A final example of our amplified efforts to tackle important global health issues is EGHI’s five-part Decolonizing Global Health Series that will cover topics focused on the history of colonialism and the influence of religion, capitalism, and politics on the evolution and practice of global health. Our plan is to convert our discussions on these important topics into actions that will contribute to the decolonization of all spaces of global health practice, including research, education, and healthcare delivery. For example, the Child Health Mortality Prevention Surveillance (CHAMPS) program, a large study to identify causes of childhood mortality, has adopted a governance structure that aims to shift decision-making and power to the surveillance sites located in sub-Saharan Africa and South Asia.
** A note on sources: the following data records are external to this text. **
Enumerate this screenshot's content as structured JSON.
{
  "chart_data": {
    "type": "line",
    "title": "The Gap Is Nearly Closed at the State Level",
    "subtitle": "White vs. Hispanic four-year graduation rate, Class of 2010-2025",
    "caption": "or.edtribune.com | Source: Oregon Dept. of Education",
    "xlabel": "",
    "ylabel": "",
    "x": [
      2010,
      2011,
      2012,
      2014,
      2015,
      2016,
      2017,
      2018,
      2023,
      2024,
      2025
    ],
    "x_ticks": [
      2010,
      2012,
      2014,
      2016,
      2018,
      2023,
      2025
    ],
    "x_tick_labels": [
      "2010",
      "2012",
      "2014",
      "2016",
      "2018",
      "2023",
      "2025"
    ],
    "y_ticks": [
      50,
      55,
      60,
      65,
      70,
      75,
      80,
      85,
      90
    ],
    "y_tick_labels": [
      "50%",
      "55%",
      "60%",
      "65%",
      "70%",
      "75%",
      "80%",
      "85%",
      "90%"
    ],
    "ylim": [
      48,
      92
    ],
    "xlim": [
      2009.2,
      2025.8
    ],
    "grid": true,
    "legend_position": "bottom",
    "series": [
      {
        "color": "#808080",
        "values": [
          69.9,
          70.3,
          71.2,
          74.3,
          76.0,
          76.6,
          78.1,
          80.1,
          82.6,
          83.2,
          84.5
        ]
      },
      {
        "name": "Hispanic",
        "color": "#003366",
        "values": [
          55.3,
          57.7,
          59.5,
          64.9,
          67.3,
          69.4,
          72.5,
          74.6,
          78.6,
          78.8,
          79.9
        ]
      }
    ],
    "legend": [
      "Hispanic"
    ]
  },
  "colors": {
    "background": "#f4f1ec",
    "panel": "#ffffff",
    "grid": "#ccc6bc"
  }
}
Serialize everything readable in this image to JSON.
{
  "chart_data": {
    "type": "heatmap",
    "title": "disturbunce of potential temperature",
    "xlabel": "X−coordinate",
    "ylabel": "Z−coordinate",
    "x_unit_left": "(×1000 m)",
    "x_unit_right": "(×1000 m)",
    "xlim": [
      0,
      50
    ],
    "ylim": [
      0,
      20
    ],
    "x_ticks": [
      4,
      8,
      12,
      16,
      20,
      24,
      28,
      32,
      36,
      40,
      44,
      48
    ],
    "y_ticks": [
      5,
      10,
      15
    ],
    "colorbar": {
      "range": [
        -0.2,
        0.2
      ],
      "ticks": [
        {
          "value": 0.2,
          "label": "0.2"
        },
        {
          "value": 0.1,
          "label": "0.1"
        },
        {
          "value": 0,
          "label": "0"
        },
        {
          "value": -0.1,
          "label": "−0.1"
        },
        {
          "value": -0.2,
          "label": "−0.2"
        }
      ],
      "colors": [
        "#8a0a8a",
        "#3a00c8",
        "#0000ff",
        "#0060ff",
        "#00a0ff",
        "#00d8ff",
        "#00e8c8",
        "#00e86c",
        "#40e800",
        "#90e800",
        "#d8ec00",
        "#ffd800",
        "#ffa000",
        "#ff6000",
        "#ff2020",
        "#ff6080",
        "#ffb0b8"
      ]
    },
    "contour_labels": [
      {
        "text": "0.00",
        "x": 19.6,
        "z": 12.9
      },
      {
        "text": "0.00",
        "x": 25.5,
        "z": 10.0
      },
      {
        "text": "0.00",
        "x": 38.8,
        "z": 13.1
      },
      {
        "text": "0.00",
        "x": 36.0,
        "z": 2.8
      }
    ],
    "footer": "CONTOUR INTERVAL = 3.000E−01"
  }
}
Because global health has deep colonial roots, a clear understanding of history and the social and political determinants of health is needed to both remediate past injustices and define a bold vision for the future.(2)

 

We invite the global health community to join EGHI’s efforts to realign investments in global health that prioritize equitable partnerships, the social determinants of health, and the dismantling of structural inequities. Atlanta truly is the global health capital of the world, and the Georgia Global Health Alliance’s work of bringing together committed academic, non‐profit, business, and government organizations offers a platform for global health solidarity that will ensure a better post-pandemic world.

 

Sources:

1. Koplan JP, Bond TC, Merson MH, et al. Towards a common definition of global health. The Lancet; 373(9679): 1993-5.

2. Abimbola S, Pai M. Will global health survive its decolonisation? The Lancet 2020; 396(10263): 1627-8.